Circuit: http://i46.tinypic.com/5owp3l.jpg

Calculate the cut off freq when a)R3 is not connected
and b) When R3 is connected
c)calculate the attenuation in dB when the signal frequency is 4Fc.

-------------------------------
a)Fcut-off=1/(2∏(R1+Rs)C1) = 1015.15Hz
b)Fcut-off=1/(2∏((R1+Rs)//R3)C1)=1137.57Hz

c)[I choose Vin=1V]as nowhere it states an input voltage. Also i assume calculations for circuit with R3 and no R3 needs to be done:
1-[NO R3 connected]
Xc=1/(2∏*4Fc*C1)=3015Ω
Vout=Vin*Xc/(√((R1+Rs)^2 + Xc^2))=242.53mV
Att(dB)=20log(Vout/Vin)=-12.3dB

I then do the same with R3 connected to get the Attenuation. Which gets me -11.38dB.

Formulas in a) should be correct but I included it for c). Is my cut off calculation correct with the R3 included? And do I understand c) correct?

Thanks

 

I found the same answers as you except for the voltage gain (attenuation) with R3 included at 4 times fc.
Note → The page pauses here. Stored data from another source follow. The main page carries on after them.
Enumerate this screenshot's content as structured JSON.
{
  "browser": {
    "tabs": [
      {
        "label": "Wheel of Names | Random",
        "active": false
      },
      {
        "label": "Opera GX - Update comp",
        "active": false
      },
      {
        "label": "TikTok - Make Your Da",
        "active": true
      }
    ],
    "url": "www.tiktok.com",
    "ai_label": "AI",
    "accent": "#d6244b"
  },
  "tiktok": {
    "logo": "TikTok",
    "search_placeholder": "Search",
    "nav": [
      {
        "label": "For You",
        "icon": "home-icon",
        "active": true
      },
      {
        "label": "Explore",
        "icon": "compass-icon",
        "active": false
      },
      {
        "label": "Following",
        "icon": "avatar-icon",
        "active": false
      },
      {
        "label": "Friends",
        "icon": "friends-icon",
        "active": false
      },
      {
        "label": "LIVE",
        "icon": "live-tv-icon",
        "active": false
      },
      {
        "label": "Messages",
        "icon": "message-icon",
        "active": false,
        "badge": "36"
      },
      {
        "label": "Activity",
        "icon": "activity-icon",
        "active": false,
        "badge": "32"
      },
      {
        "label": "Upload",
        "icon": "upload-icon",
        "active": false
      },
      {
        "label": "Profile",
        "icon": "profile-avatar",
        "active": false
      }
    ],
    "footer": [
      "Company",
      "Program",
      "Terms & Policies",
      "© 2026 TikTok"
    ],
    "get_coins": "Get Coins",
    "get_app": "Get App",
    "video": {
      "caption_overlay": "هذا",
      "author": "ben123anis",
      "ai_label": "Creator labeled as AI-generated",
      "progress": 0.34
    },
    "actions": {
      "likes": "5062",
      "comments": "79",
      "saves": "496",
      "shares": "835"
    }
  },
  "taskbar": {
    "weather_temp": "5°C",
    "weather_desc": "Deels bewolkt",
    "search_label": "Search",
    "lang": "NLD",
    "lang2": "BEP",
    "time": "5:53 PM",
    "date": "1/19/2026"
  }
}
I got -13.3 db @ 4550 Hz.

 

Thanks mlog
So my other calculations calculations are correct?

I do realise I used the freq value with no R3 included as a mistake.
However I do not get the -13.3dB .
With R3 included:

Xc=1/(2*pi*4*1137.57) = 2690.51 Ohm

Rparallel=12060//100 000 = 10762 Ohm

Vout=Vin*Xc/(√((Rparallel)^2 + Xc^2)) = 0.24253 V
Atenuation = 20log(Vout/Vin) = 20log(0.24253) = -12.3dB which means the same answer as for when R3 is not included. Am I missing something?

 

For R3 included, you cannot use the same equation for finding the voltage gain (attenuation). The generalized equation for the voltage gain is:

A = Z/(R+Z).

where R=Rs+R1.

With no R3, the value of Z includes only C1. However, with R3, the value of Z includes both R3 and C1.

In the 1st case, Z = 1/(jωC). In the 2nd case, Z = R/(1+jωRC). In both cases, R=R3 and C=C1, and j is the imaginary operator.

 

Mlog im nog getting those values. The j is screwing my calculations around.